Они, как и вы с Аврамовым, бились до последнего патрона, после чего замполит с двумя бойцами остался прикрывать отход уцелевших, пытавшихся уйти арыком. Но арык – не кяриз, спасший вас, – продолжал собкор. – Всего трем бойцам удалось выжить, остальных несколько дней вылавливали ниже по течению – постреляных, порубанных, обезображенных…
– Твоя правда, Миша! – согласился заместитель командира парашютно-десантной роты из политической части. – Слишком много похожего…
– Так вот! Сразу же нашлись умники из политического отдела дивизии, где служил старший лейтенант Ботников. – Журналист стер схему. – Они, не зная характера боя, его результатов и последствий, заочно провели партийное расследование и едва не исключили из партии старшего лейтенанта, который предпочел смерть позорному плену!

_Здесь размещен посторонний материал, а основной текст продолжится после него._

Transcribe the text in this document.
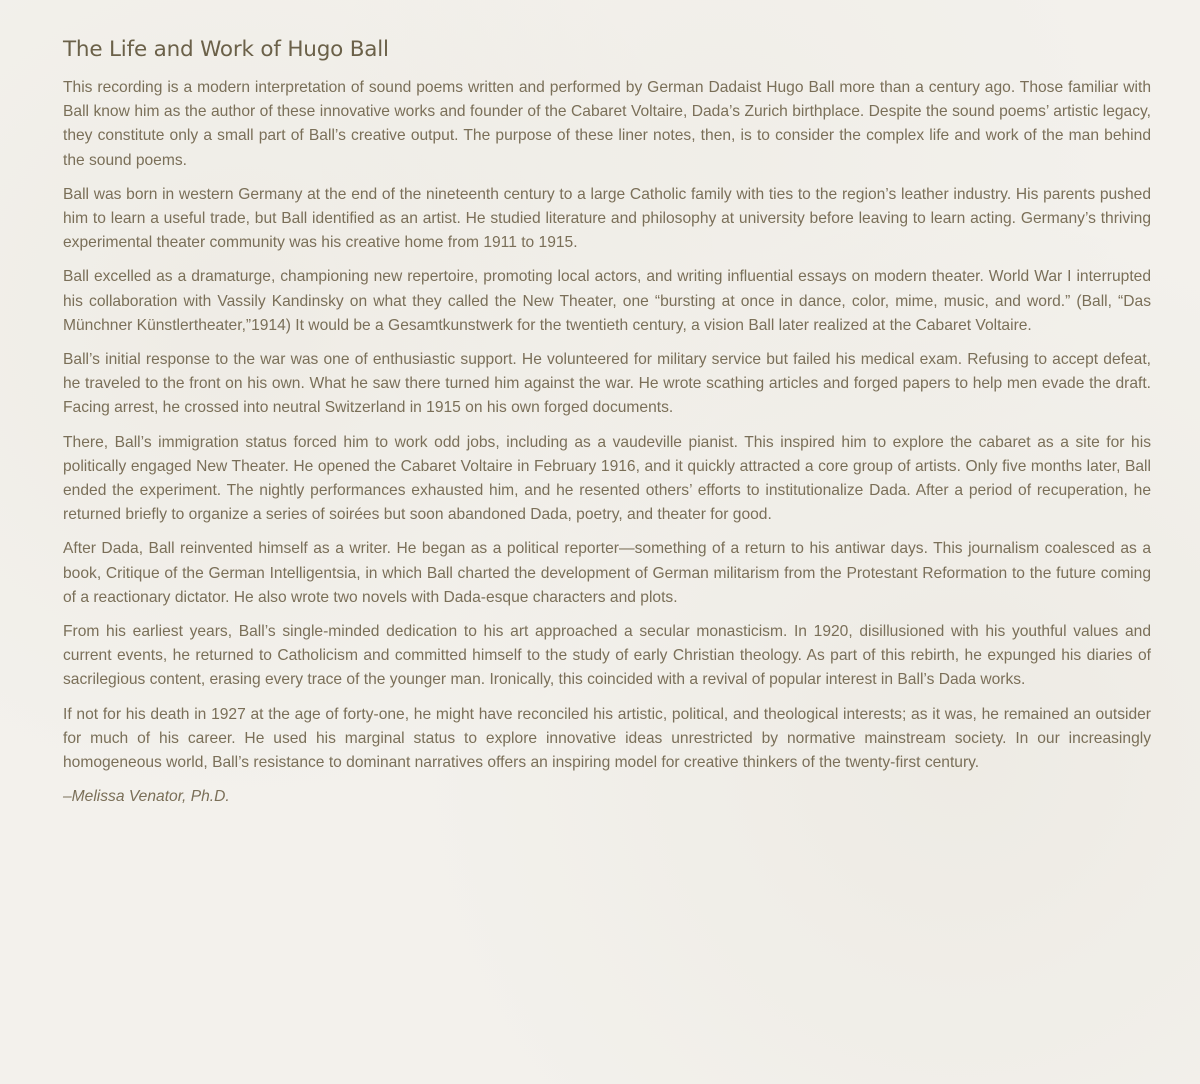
The Life and Work of Hugo Ball

This recording is a modern interpretation of sound poems written and performed by German Dadaist Hugo Ball more than a century ago. Those familiar with Ball know him as the author of these innovative works and founder of the Cabaret Voltaire, Dada’s Zurich birthplace. Despite the sound poems’ artistic legacy, they constitute only a small part of Ball’s creative output. The purpose of these liner notes, then, is to consider the complex life and work of the man behind the sound poems.

Ball was born in western Germany at the end of the nineteenth century to a large Catholic family with ties to the region’s leather industry. His parents pushed him to learn a useful trade, but Ball identified as an artist. He studied literature and philosophy at university before leaving to learn acting. Germany’s thriving experimental theater community was his creative home from 1911 to 1915.

Ball excelled as a dramaturge, championing new repertoire, promoting local actors, and writing influential essays on modern theater. World War I interrupted his collaboration with Vassily Kandinsky on what they called the New Theater, one “bursting at once in dance, color, mime, music, and word.” (Ball, “Das Münchner Künstlertheater,”1914) It would be a Gesamtkunstwerk for the twentieth century, a vision Ball later realized at the Cabaret Voltaire.

Ball’s initial response to the war was one of enthusiastic support. He volunteered for military service but failed his medical exam. Refusing to accept defeat, he traveled to the front on his own. What he saw there turned him against the war. He wrote scathing articles and forged papers to help men evade the draft. Facing arrest, he crossed into neutral Switzerland in 1915 on his own forged documents.

There, Ball’s immigration status forced him to work odd jobs, including as a vaudeville pianist. This inspired him to explore the cabaret as a site for his politically engaged New Theater. He opened the Cabaret Voltaire in February 1916, and it quickly attracted a core group of artists. Only five months later, Ball ended the experiment. The nightly performances exhausted him, and he resented others’ efforts to institutionalize Dada. After a period of recuperation, he returned briefly to organize a series of soirées but soon abandoned Dada, poetry, and theater for good.

After Dada, Ball reinvented himself as a writer. He began as a political reporter—something of a return to his antiwar days. This journalism coalesced as a book, Critique of the German Intelligentsia, in which Ball charted the development of German militarism from the Protestant Reformation to the future coming of a reactionary dictator. He also wrote two novels with Dada-esque characters and plots.

From his earliest years, Ball’s single-minded dedication to his art approached a secular monasticism. In 1920, disillusioned with his youthful values and current events, he returned to Catholicism and committed himself to the study of early Christian theology. As part of this rebirth, he expunged his diaries of sacrilegious content, erasing every trace of the younger man. Ironically, this coincided with a revival of popular interest in Ball’s Dada works.

If not for his death in 1927 at the age of forty-one, he might have reconciled his artistic, political, and theological interests; as it was, he remained an outsider for much of his career. He used his marginal status to explore innovative ideas unrestricted by normative mainstream society. In our increasingly homogeneous world, Ball’s resistance to dominant narratives offers an inspiring model for creative thinkers of the twenty-first century.

–Melissa Venator, Ph.D.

– Не знал я такого! – тихо промолвил Саша. – А как же справедливость восторжествовала?
– Уцелевшие бойцы рассказали. Об этом узнали журналисты, – грустно усмехаясь, сообщил визави. – В печати появилось несколько статей о подвиге замполита роты. Их прочитали в Кремле, оттуда полетели запросы – что за старший лейтенант, откуда, как погиб? Начальство спохватилось, резко переместив акценты – из преступника Ботникова сделали героя. И – слава Богу! – подчеркнул Михаил.
– Благодарю, Миша, за полезные аналогии! – Александр пожал руку репортеру. – Знаешь, что сегодня Пасха?
– Неужели? Я совсем позабыл! – смутился собкор. – Тогда Христос воскрес!
– Воистину воскрес! – ответил старший лейтенант, и ради шутки, обнял журналиста. – Хочу тебе кое-что подарить, Михаил, в честь праздника. – На Сашку снизошло откровение. – Держи подарок! – Он вытянул из кармана портмоне с калькулятором на солнечных батарейках, недавно служившее покойному Сагу.
Удивительно, но после продолжительных перипетий оно еще и работало! У Мишки заблестели глаза.
– Хочу отблагодарить тебя, дружище, за подарок. – Вытягивая из кармана ручку с золотым пером. – Настоящий «Паркер», мечта любого советского журналиста! – засмеялся он, протягивая офицеру бакшиш.
– Вот и хорошо, все довольны, все смеются! – искренне улыбнулся в свою очередь Александр.
Прощаясь, договорились встретиться после выздоровления капитана Аврамова. С легким сердцем провожал Шубина старший лейтенант Петренко, впечатленный огромной силой печатного слова.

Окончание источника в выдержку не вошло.